How did you come up with the idea for the show?
I’ve always been conscious of the stereotypes people have about Indians. I have had non-Indians say that Indians are “dirty tongues twisters” right in front of me on many occasions. And I do have a law degree. I did the University of London’s external program at Vanto Academy here in Kuala Lumpur in the late 1990s.
You approach racial relations in quite a direct way in this show. Why is this important?
Being subtle has its place. But sometimes, it is equally important to demand justice. In Malaysia and Singapore, we live in relative peace, which means we avoid friction with other races by swallowing racial slurs. In Indian Lawyers, we bring out racial slurs openly with humor. People realize they are not really antagonistic towards one another but instead laugh at themselves for stereotyping. They find out that much of stereotyping can be attributed to “mental typo errors.”
Share an interesting or funny incident that happened while you were rehearsing.

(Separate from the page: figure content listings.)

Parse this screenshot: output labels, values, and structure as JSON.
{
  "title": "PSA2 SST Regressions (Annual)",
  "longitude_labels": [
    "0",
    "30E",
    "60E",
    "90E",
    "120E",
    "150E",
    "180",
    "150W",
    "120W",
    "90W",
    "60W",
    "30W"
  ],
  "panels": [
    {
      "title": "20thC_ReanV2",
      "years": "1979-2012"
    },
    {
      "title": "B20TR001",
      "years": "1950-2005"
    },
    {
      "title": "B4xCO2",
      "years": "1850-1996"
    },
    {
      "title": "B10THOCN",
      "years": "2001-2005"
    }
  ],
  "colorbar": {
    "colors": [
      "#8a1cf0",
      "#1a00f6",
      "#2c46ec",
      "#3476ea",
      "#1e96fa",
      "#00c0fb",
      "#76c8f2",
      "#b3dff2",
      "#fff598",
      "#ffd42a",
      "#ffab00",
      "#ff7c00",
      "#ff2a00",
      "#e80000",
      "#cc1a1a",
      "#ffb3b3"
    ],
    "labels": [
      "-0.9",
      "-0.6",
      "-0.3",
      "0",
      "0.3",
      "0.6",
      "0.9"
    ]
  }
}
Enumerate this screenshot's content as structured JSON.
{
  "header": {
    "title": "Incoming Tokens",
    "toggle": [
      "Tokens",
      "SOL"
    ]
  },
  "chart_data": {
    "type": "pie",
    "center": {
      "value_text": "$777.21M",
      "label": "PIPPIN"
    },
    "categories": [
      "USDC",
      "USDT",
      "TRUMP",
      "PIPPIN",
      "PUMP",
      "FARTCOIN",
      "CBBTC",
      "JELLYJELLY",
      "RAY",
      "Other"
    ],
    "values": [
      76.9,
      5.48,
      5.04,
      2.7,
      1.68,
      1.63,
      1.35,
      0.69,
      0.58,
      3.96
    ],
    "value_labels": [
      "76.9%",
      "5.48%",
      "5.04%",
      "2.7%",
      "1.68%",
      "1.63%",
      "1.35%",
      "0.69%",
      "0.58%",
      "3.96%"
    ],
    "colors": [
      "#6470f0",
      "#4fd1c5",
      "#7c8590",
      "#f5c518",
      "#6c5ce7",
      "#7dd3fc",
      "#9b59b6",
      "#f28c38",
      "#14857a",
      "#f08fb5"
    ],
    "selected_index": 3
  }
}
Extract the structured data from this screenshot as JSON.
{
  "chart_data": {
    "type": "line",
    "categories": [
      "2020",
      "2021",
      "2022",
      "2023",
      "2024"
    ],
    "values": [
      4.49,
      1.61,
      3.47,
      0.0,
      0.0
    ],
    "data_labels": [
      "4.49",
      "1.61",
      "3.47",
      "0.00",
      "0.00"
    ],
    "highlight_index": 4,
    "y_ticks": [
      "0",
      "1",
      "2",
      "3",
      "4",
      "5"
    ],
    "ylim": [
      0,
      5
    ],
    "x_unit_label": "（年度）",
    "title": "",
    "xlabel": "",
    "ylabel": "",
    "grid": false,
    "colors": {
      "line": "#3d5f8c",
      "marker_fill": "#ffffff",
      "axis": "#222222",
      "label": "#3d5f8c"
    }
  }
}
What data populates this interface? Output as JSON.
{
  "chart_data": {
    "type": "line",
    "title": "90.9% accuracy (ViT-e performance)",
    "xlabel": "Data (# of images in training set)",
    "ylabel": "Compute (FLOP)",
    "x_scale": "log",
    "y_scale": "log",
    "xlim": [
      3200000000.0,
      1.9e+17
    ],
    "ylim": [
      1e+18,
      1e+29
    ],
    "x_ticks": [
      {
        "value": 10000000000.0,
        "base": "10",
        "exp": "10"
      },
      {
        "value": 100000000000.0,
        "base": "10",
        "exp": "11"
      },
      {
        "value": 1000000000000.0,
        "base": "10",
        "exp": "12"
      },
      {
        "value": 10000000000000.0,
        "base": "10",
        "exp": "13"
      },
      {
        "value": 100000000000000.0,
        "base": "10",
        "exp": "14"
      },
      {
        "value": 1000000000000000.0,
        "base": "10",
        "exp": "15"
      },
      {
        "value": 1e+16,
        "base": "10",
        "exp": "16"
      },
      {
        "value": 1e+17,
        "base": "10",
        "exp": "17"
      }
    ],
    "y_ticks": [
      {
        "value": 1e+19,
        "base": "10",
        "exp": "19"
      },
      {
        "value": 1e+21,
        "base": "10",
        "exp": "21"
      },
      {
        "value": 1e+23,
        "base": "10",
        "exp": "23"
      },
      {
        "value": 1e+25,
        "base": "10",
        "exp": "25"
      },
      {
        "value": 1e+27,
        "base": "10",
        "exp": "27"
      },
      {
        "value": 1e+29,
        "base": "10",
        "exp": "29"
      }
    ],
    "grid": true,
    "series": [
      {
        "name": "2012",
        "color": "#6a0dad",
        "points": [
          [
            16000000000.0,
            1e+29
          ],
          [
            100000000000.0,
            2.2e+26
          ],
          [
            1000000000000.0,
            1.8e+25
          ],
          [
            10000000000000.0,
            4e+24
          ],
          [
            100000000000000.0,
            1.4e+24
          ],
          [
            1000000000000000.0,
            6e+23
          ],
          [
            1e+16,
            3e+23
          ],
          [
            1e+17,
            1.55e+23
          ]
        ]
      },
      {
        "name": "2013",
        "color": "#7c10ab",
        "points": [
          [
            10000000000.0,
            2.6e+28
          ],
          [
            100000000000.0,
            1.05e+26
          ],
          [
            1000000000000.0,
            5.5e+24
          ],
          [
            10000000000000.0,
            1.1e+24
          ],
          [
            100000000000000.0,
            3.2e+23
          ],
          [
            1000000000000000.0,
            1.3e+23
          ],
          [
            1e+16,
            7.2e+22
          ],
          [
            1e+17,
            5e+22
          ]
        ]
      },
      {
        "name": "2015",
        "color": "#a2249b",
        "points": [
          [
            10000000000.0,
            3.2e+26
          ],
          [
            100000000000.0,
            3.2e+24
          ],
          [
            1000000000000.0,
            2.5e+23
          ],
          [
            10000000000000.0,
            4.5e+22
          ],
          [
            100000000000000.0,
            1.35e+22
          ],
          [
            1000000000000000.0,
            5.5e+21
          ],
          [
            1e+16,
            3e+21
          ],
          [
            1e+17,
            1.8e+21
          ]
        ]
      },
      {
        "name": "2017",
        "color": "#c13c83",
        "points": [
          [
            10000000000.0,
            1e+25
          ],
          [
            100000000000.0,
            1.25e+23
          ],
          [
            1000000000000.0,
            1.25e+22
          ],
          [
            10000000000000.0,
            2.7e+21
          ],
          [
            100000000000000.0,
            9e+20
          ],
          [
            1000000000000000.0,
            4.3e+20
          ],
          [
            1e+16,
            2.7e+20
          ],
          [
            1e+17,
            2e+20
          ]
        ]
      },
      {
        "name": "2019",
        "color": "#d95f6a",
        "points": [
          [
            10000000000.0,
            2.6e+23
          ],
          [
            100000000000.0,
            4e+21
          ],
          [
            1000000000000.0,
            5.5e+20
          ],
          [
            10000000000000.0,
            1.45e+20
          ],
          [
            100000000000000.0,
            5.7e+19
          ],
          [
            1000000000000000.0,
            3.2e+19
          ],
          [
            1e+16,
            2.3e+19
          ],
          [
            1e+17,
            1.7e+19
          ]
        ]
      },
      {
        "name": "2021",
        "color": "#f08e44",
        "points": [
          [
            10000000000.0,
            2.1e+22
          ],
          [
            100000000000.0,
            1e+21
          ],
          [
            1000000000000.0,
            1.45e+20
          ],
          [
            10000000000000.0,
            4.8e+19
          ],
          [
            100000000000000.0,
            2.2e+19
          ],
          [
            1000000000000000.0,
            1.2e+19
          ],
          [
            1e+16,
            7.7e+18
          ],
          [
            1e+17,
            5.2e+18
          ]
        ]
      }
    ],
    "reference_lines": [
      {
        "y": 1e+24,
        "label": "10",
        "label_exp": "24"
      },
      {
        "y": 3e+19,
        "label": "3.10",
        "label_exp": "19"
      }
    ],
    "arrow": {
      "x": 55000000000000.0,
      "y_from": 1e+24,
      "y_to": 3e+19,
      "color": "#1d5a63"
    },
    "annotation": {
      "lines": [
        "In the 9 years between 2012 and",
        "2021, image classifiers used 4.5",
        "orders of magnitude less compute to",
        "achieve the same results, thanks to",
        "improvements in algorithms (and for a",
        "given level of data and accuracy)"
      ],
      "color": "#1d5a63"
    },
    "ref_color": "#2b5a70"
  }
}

Well, many funny incidents actually happened in between or after the rehearsals. The actors would put to practice what they learned for the show. While having a break at a Mamak stall, they’d pretend to be lawyers and discuss law (especially when there were pretty girls sitting nearby).
If there’s one thing you’d like audiences to take away from the show, what would it be?
A wow feeling.
Indian Lawyers is on August 23-26 at Blue Room, The Arts House.